In my PhD work, I studied the use of haptic technology (technology that addresses the sense of touch) for social interactions. Social Touch Technology, as I call it, can be used for interactions with people at a distance or can enhance interactions with virtual characters or social robots. In my research I investigated to what extent social touch technology can make people feel closer together, whether or not it can make artificial social agents seem more lifelike, and how technologies can be best designed to deliver appropriate touch sensations.
My other research interests include exploring how digital technologies can be used to enhance our experiences with food consumption. In the Tasty Bits & Bytes project I worked together with industry (e.g. Friesland Campina and Unilever) to explore how technologies, such as Virtual Reality and digital projections, can influence how we experience our food, in particular how interactive visualizations can alter flavor perceptions. In another project, I worked on developing and studying the effects of digital natural landscapes. The aim of the project was to investigate how restorative effects of nature can be introduced in settings where actual nature is found to be lacking, for example, in hospitals.

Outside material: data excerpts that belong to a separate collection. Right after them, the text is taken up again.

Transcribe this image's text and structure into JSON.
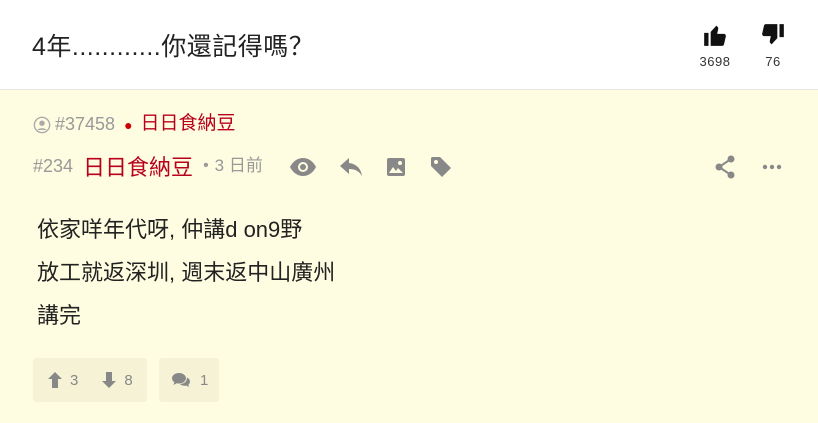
{
  "thread": {
    "title": "4年............你還記得嗎？"
  },
  "votes": {
    "like_count": "3698",
    "dislike_count": "76"
  },
  "quote": {
    "ref": "#37458",
    "author": "日日食納豆"
  },
  "post": {
    "floor": "#234",
    "author": "日日食納豆",
    "time": "3 日前",
    "lines": [
      "依家咩年代呀, 仲講d on9野",
      "放工就返深圳, 週末返中山廣州",
      "講完"
    ]
  },
  "reactions": {
    "up_count": "3",
    "down_count": "8",
    "reply_count": "1"
  },
  "colors": {
    "author": "#b8001c",
    "post_bg": "#fffde1",
    "icon": "#888888"
  }
}
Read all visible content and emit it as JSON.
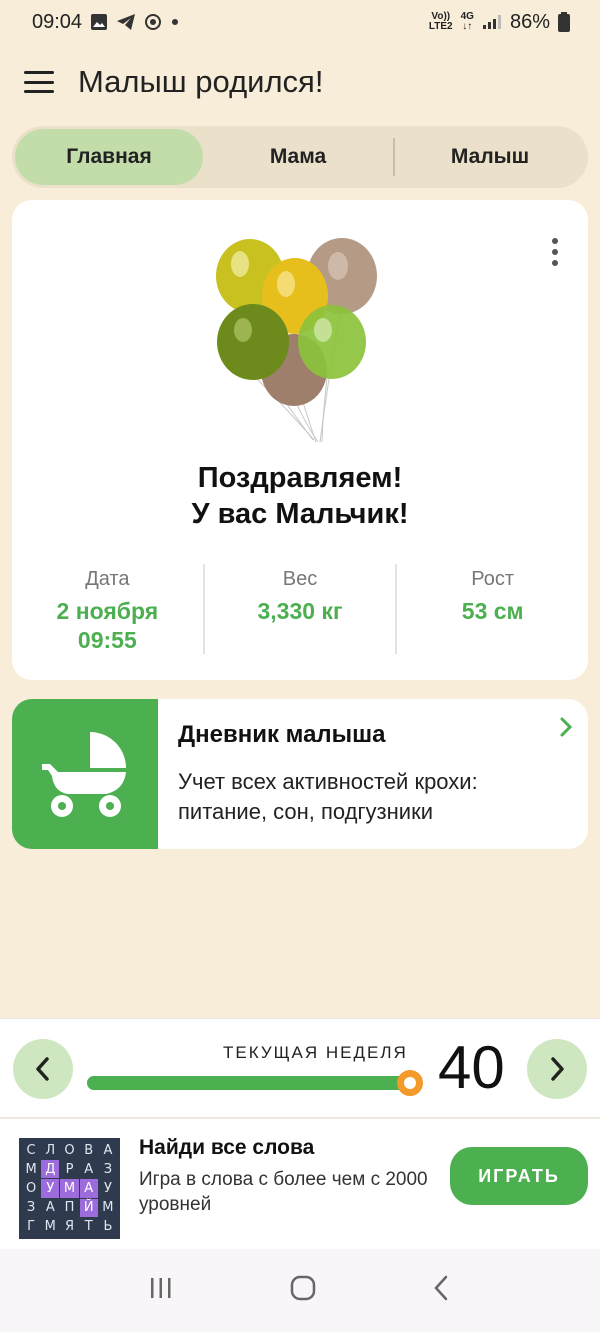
{
  "status": {
    "time": "09:04",
    "net_top": "Vo))",
    "net_bottom": "LTE2",
    "net_type": "4G",
    "battery": "86%"
  },
  "header": {
    "title": "Малыш родился!"
  },
  "tabs": [
    {
      "label": "Главная",
      "active": true
    },
    {
      "label": "Мама",
      "active": false
    },
    {
      "label": "Малыш",
      "active": false
    }
  ],
  "main_card": {
    "congrats_line1": "Поздравляем!",
    "congrats_line2": "У вас Мальчик!",
    "stats": [
      {
        "label": "Дата",
        "value": "2 ноября",
        "value2": "09:55"
      },
      {
        "label": "Вес",
        "value": "3,330  кг"
      },
      {
        "label": "Рост",
        "value": "53 см"
      }
    ]
  },
  "diary": {
    "title": "Дневник малыша",
    "description": "Учет всех активностей крохи: питание, сон, подгузники"
  },
  "week": {
    "label": "ТЕКУЩАЯ НЕДЕЛЯ",
    "number": "40",
    "progress": 0.97
  },
  "ad": {
    "title": "Найди все слова",
    "description": "Игра в слова с более чем с 2000 уровней",
    "button": "ИГРАТЬ",
    "grid": [
      [
        "С",
        "Л",
        "О",
        "В",
        "А"
      ],
      [
        "М",
        "Д",
        "Р",
        "А",
        "З"
      ],
      [
        "О",
        "У",
        "М",
        "А",
        "У"
      ],
      [
        "З",
        "А",
        "П",
        "Й",
        "М"
      ],
      [
        "Г",
        "М",
        "Я",
        "Т",
        "Ь"
      ]
    ],
    "highlighted": [
      [
        1,
        1
      ],
      [
        2,
        1
      ],
      [
        2,
        2
      ],
      [
        2,
        3
      ],
      [
        3,
        3
      ]
    ]
  },
  "colors": {
    "accent": "#4caf50",
    "background": "#f7edd9",
    "tab_active": "#c2ddaa",
    "knob": "#f39a2b"
  }
}
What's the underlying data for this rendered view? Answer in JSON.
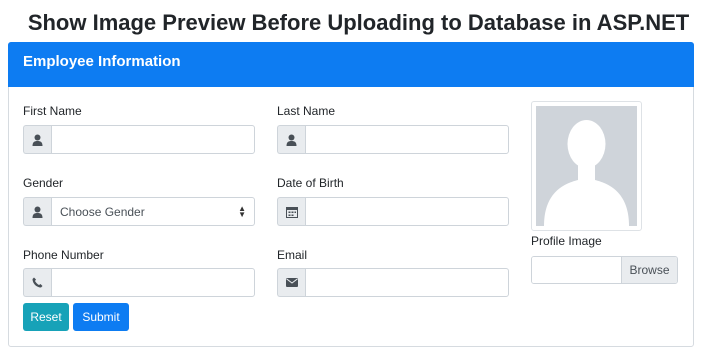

I have presented my research at a number of international conferences including CHI, TEI, WorldHaptics and EuroHaptics. I have also been involved in organizing several academic workshops, and I frequently give talks and organize hands-on workshops on topics such as social touch, haptics, and human-food interaction.
Prior to obtaining my PhD, I obtained a Bachelor’s degree in Communication Science, and a cum laude Master’s degree in Communication Studies: New Media, Research, and Design, both at the University of Twente. During this time I was involved in the creation of the LEMtool, an interactive tool to measure emotions in visual interfaces.